Tabloid SAR – Kasus sengketa lahan pada lokasi yang dibebaskan untuk Proyek PLTMH Salu Noling di Bastem, nampaknya terus menjadi wacana publik setelah pihak Polres Luwu mulai melidik dugaan penggelapan yang diadukan oleh pihak PT Tiara Tirta Energi (TTE) tersebut.
Kasus yang diadukan pihak PT TTE ini, terkait dengan dugaan penggelapan pembayaran kompensasi lahan PLTMH Salu Noling, di Desa Bolu, Kecamatan Bastem, Kabupaten Luwu, Sulawesi Selatan. Pihak penyidik Tindak Pidana Tertentu (Tidpiter) Reskrim Polres Luwu, tampaknya sudah mulai meminta keterangan saksi-saksi pada Senin lalu, 21 Juli 2025, terkait kasus ini.
Diperoleh informasi, bahwa soal diadukannya ke pihak kepolisian atas kasus pembayaran kompensasi lahan yang berlokasi di Bone Sura’ dan Bone Lambe ini, atas atensi khusus dari seorang Jenderal (off the record -red).
Hal tersebut, akibat terduga pelaku belum melaksanakan kewajibannya atas pembayaran lahan senilai Rp 1,750 miliar yang telah ditransfer pihak PT TTE ke rekening bersangkutan. Terlebih lagi terduga pelaku beserta kelompok premannya, disinyalir pula kerap melakukan tindakan intimidasi terhadap kegiatan konstruksi PLTMH itu.
Hal ini, sehingga disikapi oleh Amiruddin Tende, salah satu tokoh masyarakat adat asal keturunan Bolu-Bara’bak. Kepada media ini, Kamis (24/07-2025) menyampaikan, sudah sangat tepat kasus ini diadukan ke pihak Kepolisian, daripada kasus sengketa lahan ini, dapat berpotensi untuk memicu terjadinya potensi konflik agraria di antara rumpun.
Ia mengaku, bahwa dirinya ini, selain keturunan langsung dari Tongkonan Bolu-Bara’bak. Akan tetapi juga merupakan keturunan langsung dari Tongkonan Pawele-Ojo. Termasuk keturunan dari Tongkonan Lebusan. Karena leluhurnya pernah menjadi Pemangku Adat pada Tongkonan-Tongkonan ini.
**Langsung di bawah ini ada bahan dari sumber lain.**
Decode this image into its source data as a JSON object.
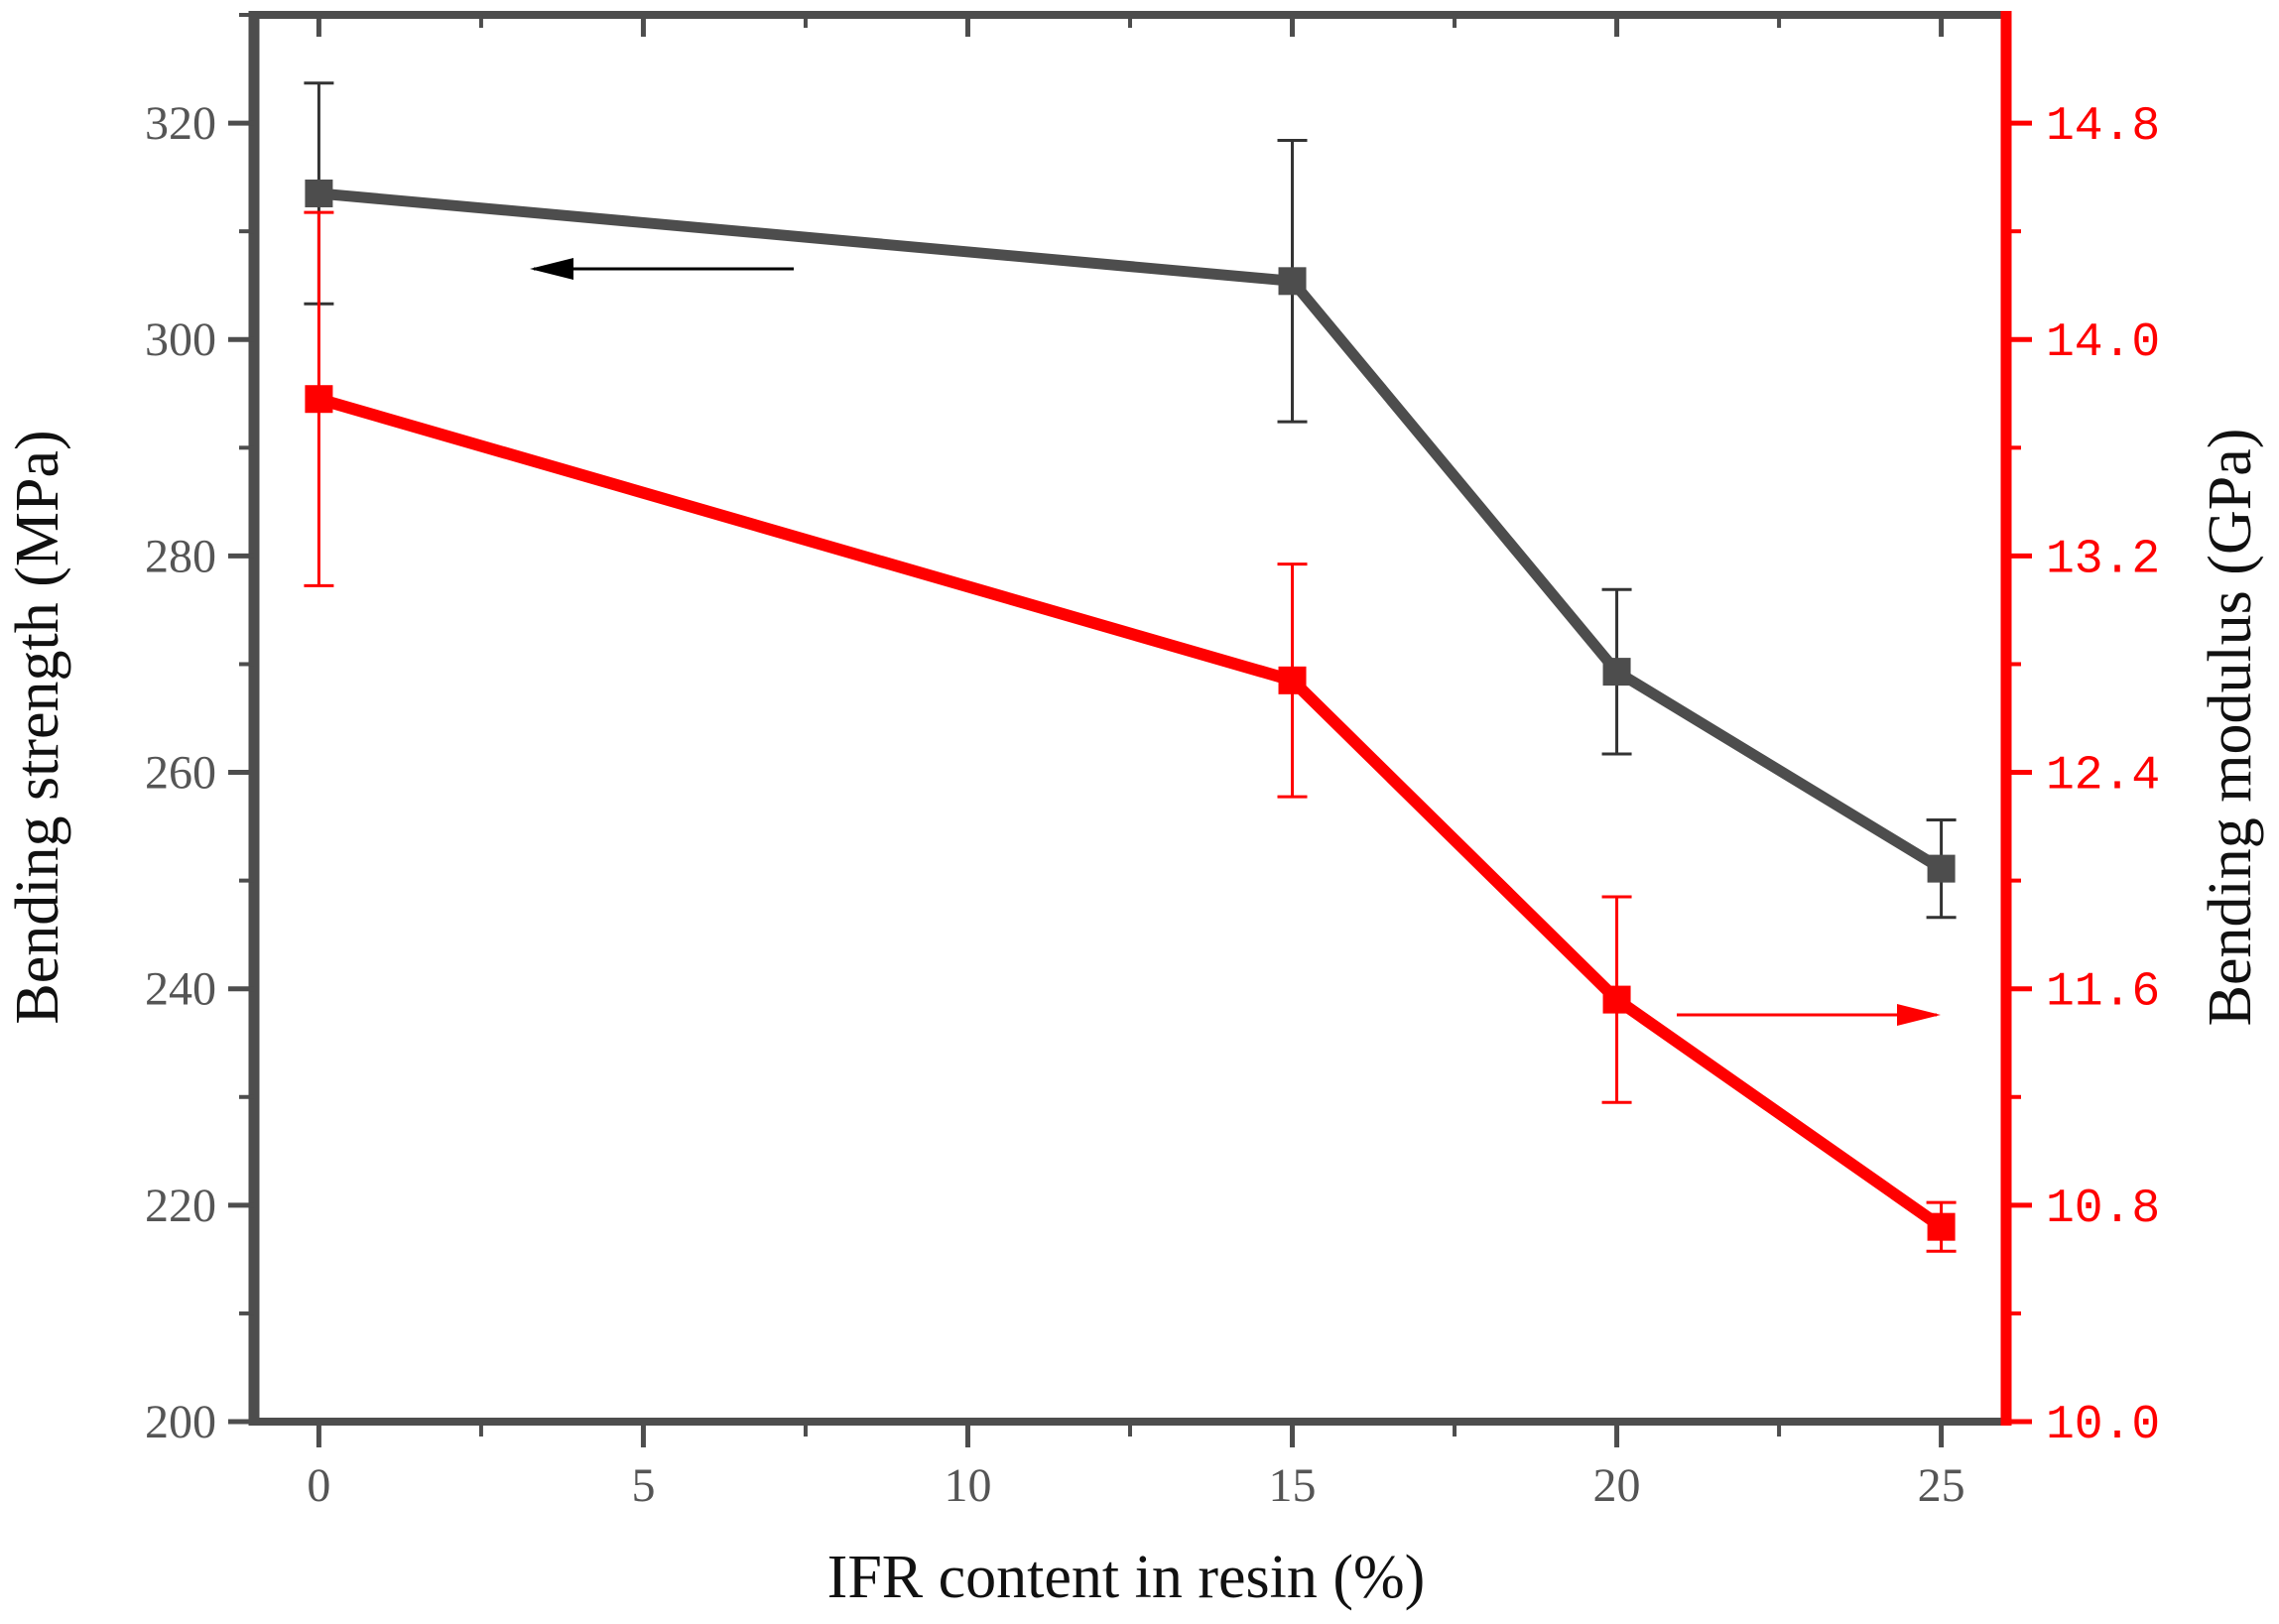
{
  "chart_data": {
    "type": "line",
    "x": [
      0,
      15,
      20,
      25
    ],
    "xlabel": "IFR content in resin (%)",
    "xlim": [
      -1,
      26
    ],
    "xticks": [
      "0",
      "5",
      "10",
      "15",
      "20",
      "25"
    ],
    "series": [
      {
        "axis": "left",
        "color": "#4d4d4d",
        "values": [
          313.5,
          305.4,
          269.3,
          251.1
        ],
        "errors": [
          10.2,
          13.0,
          7.6,
          4.5
        ]
      },
      {
        "axis": "right",
        "color": "#ff0000",
        "values": [
          13.78,
          12.74,
          11.56,
          10.72
        ],
        "errors": [
          0.69,
          0.43,
          0.38,
          0.09
        ]
      }
    ],
    "y_left": {
      "label": "Bending strength (MPa)",
      "lim": [
        200,
        330
      ],
      "ticks": [
        "200",
        "220",
        "240",
        "260",
        "280",
        "300",
        "320"
      ],
      "color": "#555555"
    },
    "y_right": {
      "label": "Bending modulus (GPa)",
      "lim": [
        10.0,
        15.2
      ],
      "ticks": [
        "10.0",
        "10.8",
        "11.6",
        "12.4",
        "13.2",
        "14.0",
        "14.8"
      ],
      "color": "#ff0000"
    },
    "annotations": [
      {
        "type": "arrow",
        "direction": "left",
        "points_to": "left axis",
        "color": "#000000"
      },
      {
        "type": "arrow",
        "direction": "right",
        "points_to": "right axis",
        "color": "#ff0000"
      }
    ],
    "grid": false,
    "legend": "none"
  }
}
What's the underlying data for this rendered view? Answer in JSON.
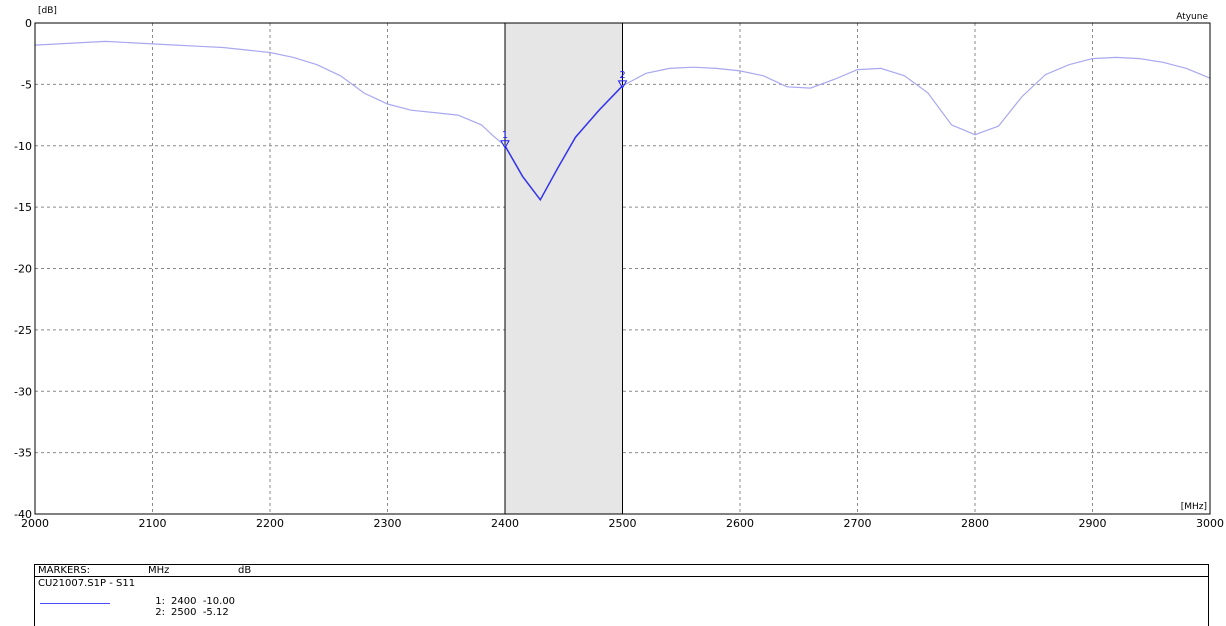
{
  "chart_data": {
    "type": "line",
    "title": "",
    "ylabel": "[dB]",
    "xlabel": "[MHz]",
    "corner_label": "Atyune",
    "xlim": [
      2000,
      3000
    ],
    "ylim": [
      -40,
      0
    ],
    "x_ticks": [
      2000,
      2100,
      2200,
      2300,
      2400,
      2500,
      2600,
      2700,
      2800,
      2900,
      3000
    ],
    "y_ticks": [
      0,
      -5,
      -10,
      -15,
      -20,
      -25,
      -30,
      -35,
      -40
    ],
    "grid": true,
    "highlight_band": [
      2400,
      2500
    ],
    "series": [
      {
        "name": "CU21007.S1P - S11",
        "color": "#a8a8f0",
        "band_color": "#3333ee",
        "x": [
          2000,
          2020,
          2040,
          2060,
          2080,
          2100,
          2120,
          2140,
          2160,
          2180,
          2200,
          2220,
          2240,
          2260,
          2280,
          2300,
          2320,
          2340,
          2360,
          2380,
          2390,
          2400,
          2415,
          2430,
          2445,
          2460,
          2480,
          2500,
          2520,
          2540,
          2560,
          2580,
          2600,
          2620,
          2640,
          2660,
          2680,
          2700,
          2720,
          2740,
          2760,
          2780,
          2800,
          2820,
          2840,
          2860,
          2880,
          2900,
          2920,
          2940,
          2960,
          2980,
          3000
        ],
        "y": [
          -1.8,
          -1.7,
          -1.6,
          -1.5,
          -1.6,
          -1.7,
          -1.8,
          -1.9,
          -2.0,
          -2.2,
          -2.4,
          -2.8,
          -3.4,
          -4.3,
          -5.7,
          -6.6,
          -7.1,
          -7.3,
          -7.5,
          -8.3,
          -9.2,
          -10.0,
          -12.5,
          -14.4,
          -11.8,
          -9.3,
          -7.1,
          -5.12,
          -4.1,
          -3.7,
          -3.6,
          -3.7,
          -3.9,
          -4.3,
          -5.2,
          -5.3,
          -4.6,
          -3.8,
          -3.7,
          -4.3,
          -5.7,
          -8.3,
          -9.1,
          -8.4,
          -6.0,
          -4.2,
          -3.4,
          -2.9,
          -2.8,
          -2.9,
          -3.2,
          -3.7,
          -4.5
        ]
      }
    ],
    "markers": [
      {
        "id": "1",
        "x": 2400,
        "y": -10.0
      },
      {
        "id": "2",
        "x": 2500,
        "y": -5.12
      }
    ]
  },
  "marker_table": {
    "header_title": "MARKERS:",
    "header_x_unit": "MHz",
    "header_y_unit": "dB",
    "trace_name": "CU21007.S1P - S11",
    "rows": [
      {
        "index": "1:",
        "x": "2400",
        "y": "-10.00"
      },
      {
        "index": "2:",
        "x": "2500",
        "y": "-5.12"
      }
    ]
  }
}
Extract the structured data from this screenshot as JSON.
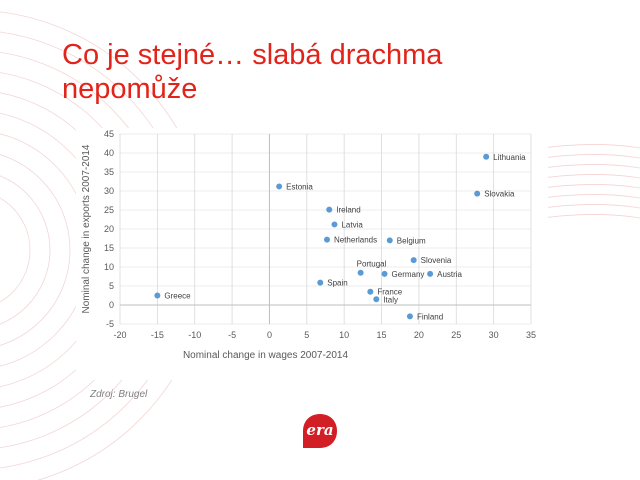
{
  "slide": {
    "title_line1": "Co je stejné… slabá drachma",
    "title_line2": "nepomůže",
    "source": "Zdroj: Brugel",
    "logo_text": "era"
  },
  "colors": {
    "title": "#e2231a",
    "point": "#5b9bd5",
    "grid": "#d9d9d9",
    "axis_text": "#595959",
    "logo": "#d21f26"
  },
  "chart_data": {
    "type": "scatter",
    "title": "",
    "xlabel": "Nominal change in wages 2007-2014",
    "ylabel": "Nominal change in exports 2007-2014",
    "xlim": [
      -20,
      35
    ],
    "ylim": [
      -5,
      45
    ],
    "xticks": [
      -20,
      -15,
      -10,
      -5,
      0,
      5,
      10,
      15,
      20,
      25,
      30,
      35
    ],
    "yticks": [
      -5,
      0,
      5,
      10,
      15,
      20,
      25,
      30,
      35,
      40,
      45
    ],
    "grid": "vertical",
    "points": [
      {
        "label": "Lithuania",
        "x": 29.0,
        "y": 39.0,
        "label_side": "right"
      },
      {
        "label": "Slovakia",
        "x": 27.8,
        "y": 29.3,
        "label_side": "right"
      },
      {
        "label": "Estonia",
        "x": 1.3,
        "y": 31.2,
        "label_side": "right"
      },
      {
        "label": "Ireland",
        "x": 8.0,
        "y": 25.1,
        "label_side": "right"
      },
      {
        "label": "Latvia",
        "x": 8.7,
        "y": 21.2,
        "label_side": "right"
      },
      {
        "label": "Netherlands",
        "x": 7.7,
        "y": 17.2,
        "label_side": "right"
      },
      {
        "label": "Belgium",
        "x": 16.1,
        "y": 17.0,
        "label_side": "right"
      },
      {
        "label": "Slovenia",
        "x": 19.3,
        "y": 11.8,
        "label_side": "right"
      },
      {
        "label": "Portugal",
        "x": 12.2,
        "y": 8.5,
        "label_side": "above"
      },
      {
        "label": "Germany",
        "x": 15.4,
        "y": 8.2,
        "label_side": "right"
      },
      {
        "label": "Austria",
        "x": 21.5,
        "y": 8.2,
        "label_side": "right"
      },
      {
        "label": "Spain",
        "x": 6.8,
        "y": 5.9,
        "label_side": "right"
      },
      {
        "label": "France",
        "x": 13.5,
        "y": 3.5,
        "label_side": "right"
      },
      {
        "label": "Italy",
        "x": 14.3,
        "y": 1.5,
        "label_side": "right"
      },
      {
        "label": "Greece",
        "x": -15.0,
        "y": 2.5,
        "label_side": "right"
      },
      {
        "label": "Finland",
        "x": 18.8,
        "y": -3.0,
        "label_side": "right"
      }
    ]
  }
}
Sehingga dirinya harus jujur mengemukakan atas kebenaran mengenai satus kepemilikan lahan pada lokasi tanah yang terletak di Bone Kapa’, Bone Sura’, Bone Lambe dan Pa’kamboan itu. Jadi lahan tersebut merupakan tanah adat milik bersama Tongkonan Pawele-Ojo, sama sekali bukan tanah milik adat Bolu-Bara’ba, apa lagi tanah adat Kira’.
Kata dia, memang lokasi tanah tersebut berada di dalam wilayah adat Balimbing Kalua Bolu. Namun rumpun Pawele-Ojo secara turun-temurun yang justru sudah berlapis-lapis silsilah keturunannya dari masa lampau, sudah menggarap lokasi ini sebagai lahan persawahan dan perladangan.’Namun di bawah otoritas pengendalian pengelolaan Puang To Tumbang Ri Pawele.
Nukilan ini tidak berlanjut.